Une justice bloquée par la volonté politique
Si certains expriment des craintes par rapport à cette initiative, d’autres y voient une opportunité à ne pas rater. « Il est de notre droit de réclamer et rétablir la justice, même si ceci devra se faire à travers la justice européenne », a tweeté lundi, dans le même sillage, Ghada Aoun, procureure générale auprès du parquet d’appel du Mont-Liban, qui avait engagé des poursuites contre M. Salamé en juin dernier. Son action publique n’a pas été suivie à ce jour de l’instruction du dossier dont elle avait la charge. De même, les poursuites engagées par l’avocat général près du parquet financier, Jean Tannous, concernant l’affaire Forry associates Ltd, n’avaient pas abouti, s’étant arrêtées au niveau du juge d’instruction, à la même période. Il s’agissait d’une société dont Raja Salamé, frère du gouverneur de la BDL, était le bénéficiaire économique, et qui était liée avec la Banque centrale par un contrat de courtage grâce auquel elle avait obtenu 330 millions de dollars de commissions sur la vente de titres financiers.
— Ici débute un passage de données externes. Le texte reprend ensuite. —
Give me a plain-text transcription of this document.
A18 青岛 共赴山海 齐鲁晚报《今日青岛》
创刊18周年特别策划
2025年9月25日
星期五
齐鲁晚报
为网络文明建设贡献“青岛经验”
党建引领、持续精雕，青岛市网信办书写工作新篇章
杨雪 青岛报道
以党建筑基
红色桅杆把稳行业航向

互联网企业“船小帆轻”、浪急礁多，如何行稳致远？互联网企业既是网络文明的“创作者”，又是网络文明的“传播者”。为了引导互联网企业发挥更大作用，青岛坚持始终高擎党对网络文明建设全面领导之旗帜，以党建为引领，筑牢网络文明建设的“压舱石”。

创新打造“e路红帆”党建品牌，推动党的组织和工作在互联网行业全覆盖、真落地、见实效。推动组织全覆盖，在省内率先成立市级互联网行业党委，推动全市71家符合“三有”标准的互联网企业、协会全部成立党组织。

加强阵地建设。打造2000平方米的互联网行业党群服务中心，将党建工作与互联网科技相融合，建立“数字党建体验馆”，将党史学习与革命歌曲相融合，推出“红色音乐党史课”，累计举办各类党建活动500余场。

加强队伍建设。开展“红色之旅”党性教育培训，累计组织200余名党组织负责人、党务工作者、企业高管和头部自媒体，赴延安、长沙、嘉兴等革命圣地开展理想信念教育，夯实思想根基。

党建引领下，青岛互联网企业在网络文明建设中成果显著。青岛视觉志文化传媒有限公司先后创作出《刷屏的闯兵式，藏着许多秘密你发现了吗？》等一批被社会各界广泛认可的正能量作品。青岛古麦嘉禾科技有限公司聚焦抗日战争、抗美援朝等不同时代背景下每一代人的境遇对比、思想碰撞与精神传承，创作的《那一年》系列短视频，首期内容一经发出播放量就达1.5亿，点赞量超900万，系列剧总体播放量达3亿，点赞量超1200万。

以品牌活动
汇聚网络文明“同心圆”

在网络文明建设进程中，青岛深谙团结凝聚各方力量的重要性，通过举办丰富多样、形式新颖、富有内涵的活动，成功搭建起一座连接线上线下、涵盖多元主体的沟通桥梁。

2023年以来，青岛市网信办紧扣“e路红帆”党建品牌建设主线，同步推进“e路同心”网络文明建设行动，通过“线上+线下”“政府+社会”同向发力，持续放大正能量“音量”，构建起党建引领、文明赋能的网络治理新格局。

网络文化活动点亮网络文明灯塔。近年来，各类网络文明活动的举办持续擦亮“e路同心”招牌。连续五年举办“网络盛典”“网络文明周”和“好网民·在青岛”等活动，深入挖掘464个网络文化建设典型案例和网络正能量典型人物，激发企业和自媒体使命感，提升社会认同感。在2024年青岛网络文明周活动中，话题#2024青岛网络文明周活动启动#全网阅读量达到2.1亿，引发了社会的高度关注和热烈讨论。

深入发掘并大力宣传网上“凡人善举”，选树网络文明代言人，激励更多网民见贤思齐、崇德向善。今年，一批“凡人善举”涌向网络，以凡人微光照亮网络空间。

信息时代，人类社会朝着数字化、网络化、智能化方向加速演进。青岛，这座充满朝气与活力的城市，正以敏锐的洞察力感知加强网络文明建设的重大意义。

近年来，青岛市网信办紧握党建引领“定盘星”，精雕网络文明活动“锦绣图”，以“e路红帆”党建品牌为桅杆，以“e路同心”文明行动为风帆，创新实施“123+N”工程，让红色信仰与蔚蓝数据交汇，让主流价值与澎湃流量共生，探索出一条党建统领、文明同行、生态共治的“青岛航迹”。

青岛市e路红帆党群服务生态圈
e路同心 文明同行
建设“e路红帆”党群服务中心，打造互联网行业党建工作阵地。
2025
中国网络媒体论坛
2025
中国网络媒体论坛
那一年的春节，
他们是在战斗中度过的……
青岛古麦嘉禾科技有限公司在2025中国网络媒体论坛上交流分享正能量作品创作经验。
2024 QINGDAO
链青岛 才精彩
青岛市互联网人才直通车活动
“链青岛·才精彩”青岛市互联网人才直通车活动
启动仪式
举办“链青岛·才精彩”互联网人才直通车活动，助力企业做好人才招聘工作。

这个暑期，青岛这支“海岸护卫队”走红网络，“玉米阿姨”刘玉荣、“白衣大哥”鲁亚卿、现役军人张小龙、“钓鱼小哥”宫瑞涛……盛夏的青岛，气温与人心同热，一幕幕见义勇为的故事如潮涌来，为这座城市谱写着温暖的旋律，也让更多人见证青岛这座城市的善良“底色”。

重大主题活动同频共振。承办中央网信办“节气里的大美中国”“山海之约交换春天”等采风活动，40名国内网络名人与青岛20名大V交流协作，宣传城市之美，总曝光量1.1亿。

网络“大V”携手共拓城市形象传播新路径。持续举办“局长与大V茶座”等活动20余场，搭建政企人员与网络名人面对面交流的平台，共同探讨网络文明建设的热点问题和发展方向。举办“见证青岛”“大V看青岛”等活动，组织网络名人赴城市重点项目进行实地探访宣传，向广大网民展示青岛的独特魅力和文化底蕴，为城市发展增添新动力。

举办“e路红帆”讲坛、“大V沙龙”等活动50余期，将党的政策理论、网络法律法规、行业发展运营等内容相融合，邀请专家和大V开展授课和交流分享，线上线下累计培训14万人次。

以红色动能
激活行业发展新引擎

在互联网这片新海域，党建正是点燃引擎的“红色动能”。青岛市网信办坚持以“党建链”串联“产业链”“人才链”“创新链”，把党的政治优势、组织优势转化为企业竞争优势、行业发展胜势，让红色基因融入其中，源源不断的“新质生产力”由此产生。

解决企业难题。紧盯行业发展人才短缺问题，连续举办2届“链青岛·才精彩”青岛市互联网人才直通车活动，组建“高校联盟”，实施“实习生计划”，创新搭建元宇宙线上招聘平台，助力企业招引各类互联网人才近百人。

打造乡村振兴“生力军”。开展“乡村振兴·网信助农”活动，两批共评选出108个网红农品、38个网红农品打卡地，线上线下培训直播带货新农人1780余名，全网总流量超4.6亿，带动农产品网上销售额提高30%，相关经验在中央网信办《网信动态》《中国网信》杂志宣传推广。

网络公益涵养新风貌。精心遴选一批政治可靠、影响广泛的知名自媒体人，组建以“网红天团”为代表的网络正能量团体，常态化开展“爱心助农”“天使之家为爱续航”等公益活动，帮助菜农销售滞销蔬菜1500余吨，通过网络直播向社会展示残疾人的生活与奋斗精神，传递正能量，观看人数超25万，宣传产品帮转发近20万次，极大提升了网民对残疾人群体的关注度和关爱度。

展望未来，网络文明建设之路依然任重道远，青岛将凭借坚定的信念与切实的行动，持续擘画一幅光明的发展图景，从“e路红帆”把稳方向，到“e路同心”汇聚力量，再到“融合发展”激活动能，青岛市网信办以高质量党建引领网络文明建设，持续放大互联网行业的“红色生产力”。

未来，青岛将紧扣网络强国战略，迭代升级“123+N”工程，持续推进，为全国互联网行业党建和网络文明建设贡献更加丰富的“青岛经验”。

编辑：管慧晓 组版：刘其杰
« Si l’argent blanchi concerne également les Etats européens, il est de leur droit d’enquêter (…), d’autant que la justice libanaise n’exécute pas les commissions rogatoires provenant de l’extérieur (…) », a encore tweeté Mme Aoun.

Face à cette stagnation judiciaire au plan local, Nizar Saghieh, fondateur de l’ONG Legal agenda, voit dans l’initiative des magistrats européens « un espoir » de retrouver la justice. A ceux qui estiment qu’une justice étrangère exercée sur le sol libanais constitue un affront à une justice souveraine au Liban, l’avocat activiste rétorque que c’est « la volonté politique de bloquer cette justice qui lui fait perdre sa souveraineté ». « Dénoncer l’investigation européenne dans ces conditions et en l’absence de toute alternative nationale reviendrait à renier au peuple libanais le droit à la justice », martèle-t-il. Et de déplorer que « l’Etat libanais ne se soit pas constitué partie civile pour protéger ses droits relatifs aux biens mal acquis à l’étranger ». Ce qui, met-il en garde, « empêchera la restitution de tels avoirs, qui seront alors attribués aux Etats dans lesquels ils se situent ».